Pada tahun 2017, KPK bersama Kementerian Kesehatan, BPJS Kesehatan, dan Badan Pengawas Keuangan dan Pembangunan (BPKP) melakukan studi mengenai program Obamacare.
Ini merupakan sebuah inisiatif kesehatan Presiden AS Barack Obama yang bertujuan memberikan asuransi kesehatan kepada 15% warga yang kurang terlayani, termasuk lansia dan masyarakat miskin.
Program ini mewajibkan semua warga AS memiliki asuransi kesehatan, dengan subsidi dari kelompok yang lebih mampu untuk mendukung yang lebih rentan, mirip dengan sistem BPJS Kesehatan di Indonesia.
Deputi Pencegahan KPK, Pahala Nainggolan, menyatakan bahwa FBI memperkirakan 3-10% dari klaim di AS dapat terindikasi penipuan.
“FBI menegaskan bahwa jika ada penipuan, hal itu pasti akan dibawa ke ranah pidana,” ujarnya pada Rabu (24/7/2024).
Bongkar Kasus Fraud BPJS Kesehatan
Menindaklanjuti informasi ini, KPK mulai mengevaluasi penerapan BPJS Kesehatan dan menemukan potensi penipuan.

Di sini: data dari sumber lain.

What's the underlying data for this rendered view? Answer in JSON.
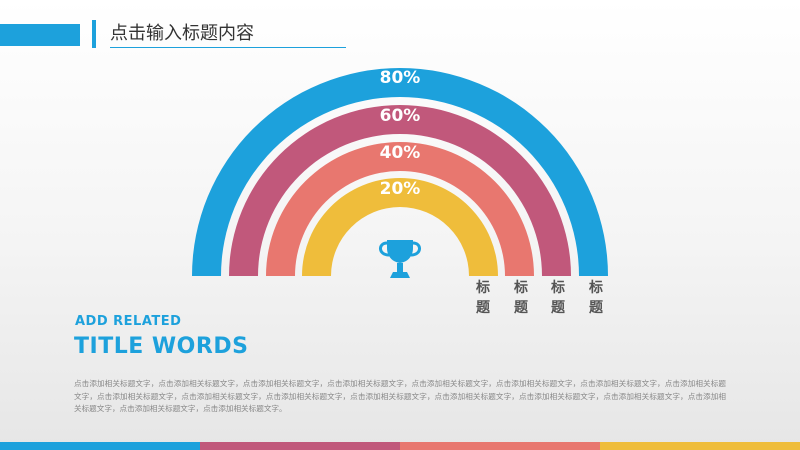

Meskipun temuan awal menunjukkan dugaan penipuan dalam skala kecil, audit menunjukkan bahwa tiga dari enam rumah sakit yang diperiksa terbukti terlibat dalam penipuan serius, dengan indikasi klaim fiktif yang diajukan kepada BPJS Kesehatan.
“Di Amerika, angka penipuan berkisar antara 3-10%. Di Indonesia, kita belum mencapai angka tersebut, bukan karena tidak ada, tapi karena penanganannya belum dilakukan secara serius,” kata Pahala.
Saat ini, KPK sedang melakukan penyelidikan terhadap dugaan penipuan di tiga rumah sakit, dengan perkiraan total kerugian mencapai Rp35 miliar dari klaim fiktif yang dilakukan oleh rumah sakit di Sumatra Utara dan Jawa Tengah.